腸内には全体の約6~7割の免疫細胞が存在するほか、
多数の善玉菌、悪玉菌、日和見菌も存在しています。
- 善玉菌:ビフィズス菌など、悪玉菌の侵入や増殖を防ぎ、腸の運動を促す菌
- 悪玉菌:ウェルシュ菌など、腸内で有害物質を作り出し、お腹の調子を悪くする菌
- 日和見菌:善玉菌と悪玉菌のうち、数が多いほうの味方につく菌
善玉菌は免疫細胞と協力して悪玉菌の侵入・増殖を防ぎ、有害物質を体外に排出する
サポートしているため、善玉菌が多いと免疫力が上がります。
さらに善玉菌が増えると日和見菌が善玉菌の味方につくため、
免疫細胞のサポーターが増え、免疫細胞がより一層活発に働けるようになるのです。
しかし、善玉菌が減って悪玉菌が増殖し、さらに日和見菌が悪玉菌の味方につき始めると、
免疫細胞のサポーターが少なくなるので免疫力が落ちてしまいます。
善玉菌が減ってしまう原因は加齢やストレス、抗生物質の服用などいろいろありますが、
食生活も大きく影響します。
そのため、腸内環境を整えて免疫力を上げるには、
免疫細胞や善玉菌がよろこぶ栄養素を十分に摂取することが大切です。
免疫力を上げる栄養素・食材
免疫細胞や善玉菌を活発化させ、免疫力を上げる栄養素は、ビタミン(B、C、A、E)、ミネラル、タンパク質などです。

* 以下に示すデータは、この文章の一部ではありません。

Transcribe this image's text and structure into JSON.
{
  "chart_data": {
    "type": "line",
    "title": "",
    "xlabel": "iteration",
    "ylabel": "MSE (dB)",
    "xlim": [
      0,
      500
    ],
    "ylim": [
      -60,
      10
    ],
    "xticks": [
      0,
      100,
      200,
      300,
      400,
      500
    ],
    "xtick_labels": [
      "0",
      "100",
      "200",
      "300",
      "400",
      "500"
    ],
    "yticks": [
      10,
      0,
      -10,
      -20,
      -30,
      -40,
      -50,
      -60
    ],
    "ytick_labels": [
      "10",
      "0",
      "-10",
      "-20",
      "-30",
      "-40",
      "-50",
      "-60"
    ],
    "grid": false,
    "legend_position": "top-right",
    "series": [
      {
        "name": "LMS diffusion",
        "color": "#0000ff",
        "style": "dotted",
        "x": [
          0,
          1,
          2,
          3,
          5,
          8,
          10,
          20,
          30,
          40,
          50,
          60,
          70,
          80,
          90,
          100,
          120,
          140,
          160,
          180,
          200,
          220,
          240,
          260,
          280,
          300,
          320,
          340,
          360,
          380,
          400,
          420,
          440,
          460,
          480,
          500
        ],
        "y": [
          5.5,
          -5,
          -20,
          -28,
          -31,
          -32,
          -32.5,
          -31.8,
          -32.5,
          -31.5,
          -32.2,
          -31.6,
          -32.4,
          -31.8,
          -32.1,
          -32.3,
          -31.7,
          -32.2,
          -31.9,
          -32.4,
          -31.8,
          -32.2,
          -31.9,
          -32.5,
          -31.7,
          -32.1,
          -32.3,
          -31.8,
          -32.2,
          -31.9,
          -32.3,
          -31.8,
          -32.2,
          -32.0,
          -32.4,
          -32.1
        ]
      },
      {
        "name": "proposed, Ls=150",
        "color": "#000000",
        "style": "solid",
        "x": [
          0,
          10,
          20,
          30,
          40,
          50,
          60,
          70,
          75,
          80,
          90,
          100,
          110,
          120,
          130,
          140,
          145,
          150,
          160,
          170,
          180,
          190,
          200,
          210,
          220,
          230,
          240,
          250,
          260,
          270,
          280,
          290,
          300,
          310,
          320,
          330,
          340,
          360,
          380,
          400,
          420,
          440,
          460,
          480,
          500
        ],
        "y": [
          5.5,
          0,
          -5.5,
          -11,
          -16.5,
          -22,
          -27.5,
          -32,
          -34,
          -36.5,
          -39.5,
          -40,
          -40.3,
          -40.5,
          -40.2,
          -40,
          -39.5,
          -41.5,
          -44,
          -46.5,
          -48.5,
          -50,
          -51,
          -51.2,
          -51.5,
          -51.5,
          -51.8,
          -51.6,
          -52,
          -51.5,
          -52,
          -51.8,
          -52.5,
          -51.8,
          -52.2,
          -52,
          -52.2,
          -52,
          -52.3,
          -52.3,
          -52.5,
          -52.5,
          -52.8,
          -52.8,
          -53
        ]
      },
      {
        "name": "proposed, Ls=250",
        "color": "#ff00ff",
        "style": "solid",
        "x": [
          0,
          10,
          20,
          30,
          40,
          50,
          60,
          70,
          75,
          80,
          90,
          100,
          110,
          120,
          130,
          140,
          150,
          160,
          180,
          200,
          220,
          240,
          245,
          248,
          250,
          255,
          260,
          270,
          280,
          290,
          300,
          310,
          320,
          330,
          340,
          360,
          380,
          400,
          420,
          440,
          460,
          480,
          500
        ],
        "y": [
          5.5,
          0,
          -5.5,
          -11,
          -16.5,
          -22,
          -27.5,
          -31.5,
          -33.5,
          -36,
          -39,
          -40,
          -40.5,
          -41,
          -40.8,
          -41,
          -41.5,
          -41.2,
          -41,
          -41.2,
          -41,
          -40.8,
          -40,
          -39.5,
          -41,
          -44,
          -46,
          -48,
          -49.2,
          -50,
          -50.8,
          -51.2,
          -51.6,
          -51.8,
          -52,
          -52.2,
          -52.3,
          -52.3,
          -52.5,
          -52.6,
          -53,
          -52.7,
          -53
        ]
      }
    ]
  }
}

これらの栄養素が豊富な食材には、以下のようなものがあります。
- ビタミンB:卵、納豆、乳製品、レバーなど
- ビタミンC:柑橘類、野菜など
- ビタミンA:卵、チーズ、緑黄色野菜など
- ビタミンE:ナッツ類、かぼちゃ、アボカドなど
- ミネラル:するめ、鰹節、牡蠣、ココアなど
- タンパク質:卵、乳製品、肉類、魚介類、大豆など
④よく笑う
免疫力を上げるための1番簡単な方法は、よく笑うことです。
笑うと副交感神経が優位になって体がリラックスしますし、
ストレス解消にも役立ちます。
また、IgA抗体という体内に侵入してきた異物にくっついて無力化する
免疫物質があるのですが、笑うと体内のIgA濃度が上昇し、
免疫を高めるという研究結果もあります。
作り笑いでもIgA濃度が上昇するといわれているので、
ストレスがたまっていたり、体調が悪かったりして心から笑えないときは、
笑顔だけでも作ってみてくださいね。